Seminário em Cariacica debate ações de segurança e políticas públicas

O objetivo é debater o que município pode fazer para além da atuação da Força Nacional

A Comissão Popular de Monitoramento do Programa Nacional de Enfrentamento à Criminalidade em Cariacica realiza no próximo dia 7, na Câmara Municipal, às 19h, o "Seminário Segurança e Políticas Públicas: Um Debate Sobre a Transversalidade". O evento, cujo tema será assistência social, é o primeiro de um ciclo de três. Os demais debates - ainda sem datas marcadas - serão voltados para as áreas de educação e saúde. 

Segundo o coordenador geral da Comissão Popular, Lula Rocha, os seminários têm o objetivo de debater o que o município pretender fazer para além da atuação da Força Nacional, por isso, foram escolhidos os três temas considerados importantes no debate sobre segurança pública.

Lula aponta que, apesar da importância dessas áreas no combate à criminalidade, a comissão não percebe nenhuma mudança em termos de investimento por parte do poder público. Ele acrescenta que a gestão do prefeito Geraldo Luzia de Oliveira Junior (Cidadania), o Juninho, não sinalizou nenhum aumento de investimento em políticas públicas relacionadas à questão.

Quanto à atuação da Força Nacional, Lula Rocha afirma que não tem sido eficaz. “A Força Nacional chegou em 28 de agosto. Nesse mesmo mês, foram nove homicídios registrados em Cariacica. Em setembro, mês em que a Força Nacional já estava aqui, aumentou, foram 10. A população percebe que o problema da segurança pública, independente da atuação da Força Nacional, vem se agravando”, alerta Lula. 

O município foi escolhido ao lado de mais quatro cidades do país para receber o projeto piloto do programa do governo federal. Entretanto, de acordo com as organizações dos movimentos sociais, não houve o debate necessário para implementação do projeto do ministro da Justiça, Sergio Moro, tampouco a disponibilização de informações sobre quais ações serão executadas, o recurso destinado e as metas e impactos esperados. 

A Força Nacional conta com cerca de 100 homens e mulheres. A tropa diz atuar como apoio às polícias Civil e Militar em patrulhamento e na inteligência. Cerca de 80 agentes atuam de modo ostensivo e terão como base o Centro de Formação e Aperfeiçoamento (CFA) da Academia da Polícia Militar, que fica em Tucum. Os outros 20 fazem um trabalho de inteligência junto ao Departamento Especializado de Homicídios e Proteção à Pessoa (DEHPP) de Cariacica.

Denúncias

Nessa terça-feira (22), três soldados que atuam em Cariacica foram afastados da função após a suspeita de terem participado de uma briga durante um show, em Vitória, na madrugada de domingo (20). Um rapaz foi agredido e um dos militares teria apontado a arma para um segurança do evento. O caso é investigado pela Polícia Civil.

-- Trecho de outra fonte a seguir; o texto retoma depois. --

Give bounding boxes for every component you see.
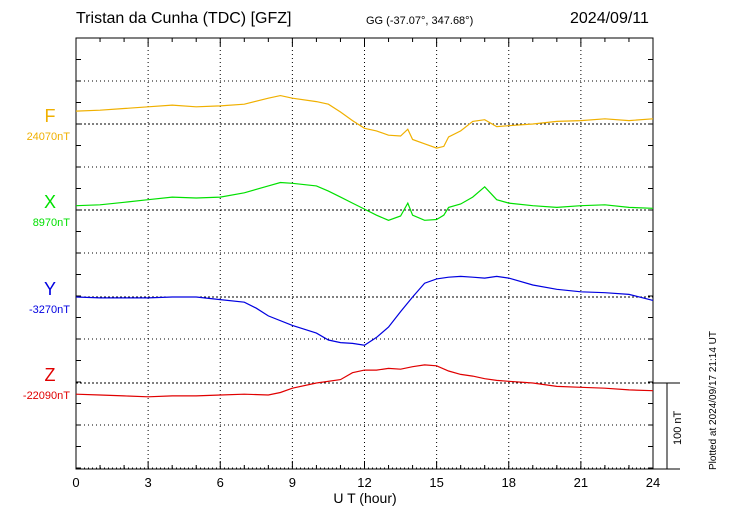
x-tick-label: 12	[357, 475, 371, 490]
x-tick-label: 9	[289, 475, 296, 490]
series-name-F: F	[45, 106, 56, 126]
series-labels: F 24070nT X 8970nT Y -3270nT Z -22090nT	[23, 106, 70, 402]
grid-lines	[76, 38, 653, 469]
scale-bar-label: 100 nT	[672, 410, 684, 445]
chart-date: 2024/09/11	[570, 10, 649, 27]
series-name-Z: Z	[45, 365, 56, 385]
series-line-X	[75, 181, 654, 221]
series-baseline-Y: -3270nT	[29, 304, 70, 316]
series-line-Y	[75, 275, 654, 346]
station-title: Tristan da Cunha (TDC) [GFZ]	[76, 10, 292, 27]
series-name-Y: Y	[44, 279, 56, 299]
scale-bar	[653, 382, 680, 470]
x-tick-label: 21	[574, 475, 588, 490]
x-tick-label: 24	[646, 475, 660, 490]
x-axis-label: U T (hour)	[333, 490, 396, 506]
x-tick-labels: 0 3 6 9 12 15 18 21 24	[72, 475, 660, 490]
x-tick-label: 18	[502, 475, 516, 490]
axis-ticks	[75, 37, 654, 469]
series-line-F	[75, 94, 654, 149]
baseline-lines	[76, 123, 653, 384]
series-name-X: X	[44, 192, 56, 212]
series-baseline-Z: -22090nT	[23, 390, 70, 402]
series-lines	[75, 94, 654, 398]
x-tick-label: 6	[217, 475, 224, 490]
series-line-Z	[75, 364, 654, 398]
series-baseline-F: 24070nT	[27, 131, 71, 143]
x-tick-label: 0	[72, 475, 79, 490]
x-tick-label: 3	[145, 475, 152, 490]
series-baseline-X: 8970nT	[33, 217, 71, 229]
plotted-note: Plotted at 2024/09/17 21:14 UT	[708, 331, 719, 470]
x-tick-label: 15	[429, 475, 443, 490]
station-coords: GG (-37.07°, 347.68°)	[366, 15, 474, 27]
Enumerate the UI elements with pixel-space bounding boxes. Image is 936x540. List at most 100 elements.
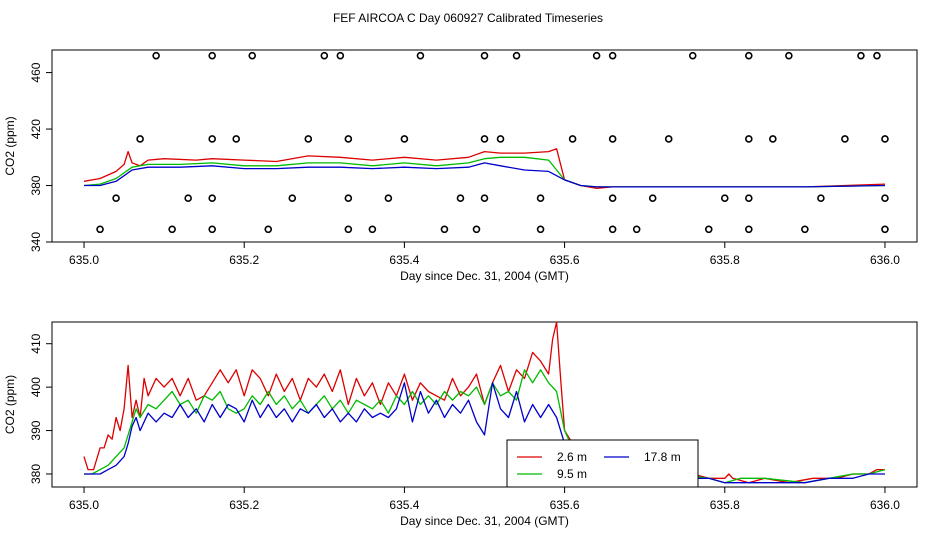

Os moradores de Cariacica também têm à disposição um número de WhatsApp para possíveis violações de direitos, incluindo abuso de autoridade e casos de tortura. O número é (27) 99801-2359, disponibilizado pela Defensoria Pública do Espírito Santo (DPES).

O número foi divulgado em uma cartilha com orientações sobre abordagem policial distribuída aos moradores, com o título “A Força Nacional chegou. E agora?”. Lançado no último dia sete de setembro, no Grito dos Excluídos, o material foi produzido pelo Fórum Igreja e Sociedade em Ação, que surgiu em julho deste ano com a missão de articular pautas em comum entre a Igreja Católica e a sociedade civil. Alguns de seus objetivos são a defesa da vida humana e não humana, da democracia, dos direitos fundamentais e da dignidade das pessoas.

Comissão 

A Comissão Popular de Monitoramento do Programa Nacional de Enfrentamento à Criminalidade em Cariacica foi idealizada por lideranças de movimentos sociais durante uma audiência pública convocada pela Comissão de Direitos Humanos da Câmara de Cariacica para discutir os impactos e desafios da presença da Força Nacional no município, realizada em 28 de julho. 

A comissão conta com as subcomissões de comunicação, metodologia e relações institucionais. A de metodologia tem trabalhado com os instrumentos de monitoramento. Uma das ações realizadas foi uma parceria com o Núcleo de Pesquisa, Inovação e Planejamento Socioeconômico (Nupla) da Universidade Federal do Estado (Ufes). A de relações institucionais vem trabalhando o diálogo com diversas instituições e é a responsável pela realização do seminário do dia sete de novembro.